How has Rails Made Me a Better Programmer
First and foremost, I'd say Ruby on Rails has improved my programming skills simply by helping me to rediscover the love of the craft. I've been programming off and on since I was about 10, and using my parents TRS-80. Then, somewhere shortly after college, I lost the love for programming. I partially attribute it to programming on command for years at college, and suddenly not having that. I didn't know what to do. Then, this year, I discovered RoR while looking for a good tool to build a new web store front. I started out looking at Java frameworks, because I knew the language. But this "Rails" thing kept coming up. So I started reading up. Next thing I know, I'm building some simple Ruby applications to get my feet wet, and ordering the new PDF version of the "Agile Web Development with Ruby on Rails" book. As I started getting comfortable with the language and the framework, I was spending more and more time programming. Now, six months later, I'm almost ready to roll out my first real application to the world. And I've been loving every minute I spend on it.

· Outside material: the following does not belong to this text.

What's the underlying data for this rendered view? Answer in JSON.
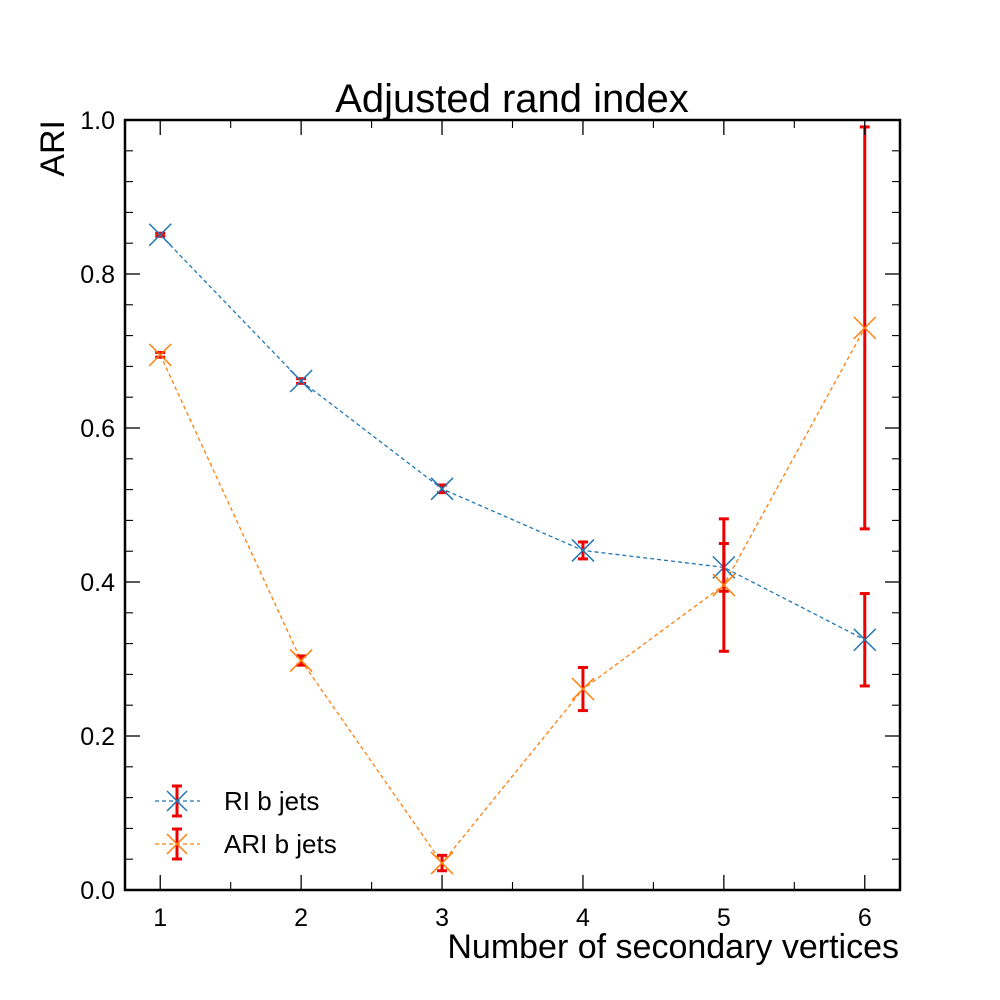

Secondly, Rails is my first introduction to a good framework. Before that, the closest I had come was Java's Swing. Don't get me wrong, I loved the thrill of building a compiler in C while I was in college. But I'd always been daunted by the scope of building any type of large scale application. Especially one with any kind of GUI. I'd tried building GUI applications for Windows using Borland C++ 5, and quickly learned what a mess the Windows APIs could be. Java with Swing was good for GUIs, but still a pain. But building a Rails application is a completely different animal. Within hours of starting the actual programming work, I had something I could interact with, and actually did something. And that was the moment when I realized just what a good framework can do for you.
Now, after both of those realizations, I'm moving ever onwards and upwards. I have software related project ideas floating around my head that were never there before. Some of them are for Rails, but I'm also interested in learning Objective-C and the Cocoa framework now. I've been a fan of Apple for most of my life, and now I get to, the masses willing, add to that experience.
And if something that expandds your horizons, and re-introduces you to your lost love of the craft, doesn't make you better at programming, I don't know what would.